Joseph Szymborski :qcca:

@simon @leapingwoman Yah, it looks like Calude 3.5 Sonnet is right on the money with this one:

Erik Živković

@simon something I've wondered about when reading your blog is: Do you generate parts of / whole posts?

Simon Willison

@ezivkovic not really - very occasionally I'll let Copilot in VS Code finish a sentence for me (just the last two or three words) but I tend to find LLM generated text is never exactly what I want to say

Leaping Woman

@jszym @simon Does the LLM know that it's writing alternative text for an image? Because these descriptions are significantly more detailed than they need to be.

Simon Willison

@leapingwoman @jszym here's the prompt I use for alt text with Claude

Simon Willison

@leapingwoman @jszym that prompt gave me this for the museum exterior photo: "Exterior of the Pioneer Memorial Museum, a white neoclassical building with columns. Sign in foreground reads "HEADQUARTERS INTERNATIONAL SOCIETY DAUGHTERS OF UTAH PIONEERS". Statue visible in front of building. Overcast sky and trees surrounding the museum."

Simon Willison

@leapingwoman @jszym and for the antique gas pumps: "Vintage gas station memorabilia collection: Colorful display of old gas pumps, signs, and accessories including Hancock Gasoline, Dixie, Ethyl, Union Gasoline, Skelly, and other brands. Visible text: "HANCOCK GASOLINE", "DIXIE", "ETHYL", "UNION GASOLINE", "SKELLY", "GASOLINE Buy it Here", "SLOW DANGEROUS CORNER", "CAUTION", "CONTAINS LEAD".
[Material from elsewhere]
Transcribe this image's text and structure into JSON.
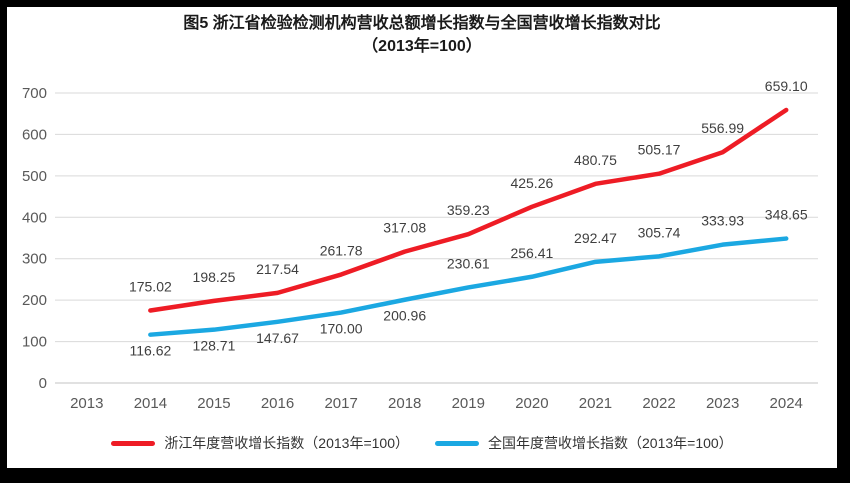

I'd edit that one, I don't think it's quite right

Florian Idelberger

@simon thanks for this! I had some issues however replicating this, where on an M3 max it always crashes. (Plus also annoying that it also crashes or errors if it cannot find an image. There is a PR to fix that, but it's not merged yet) Like even on the M3 MAX, as the in-situ quantization is done on one core, it takes a while... have you experienced one or all of these?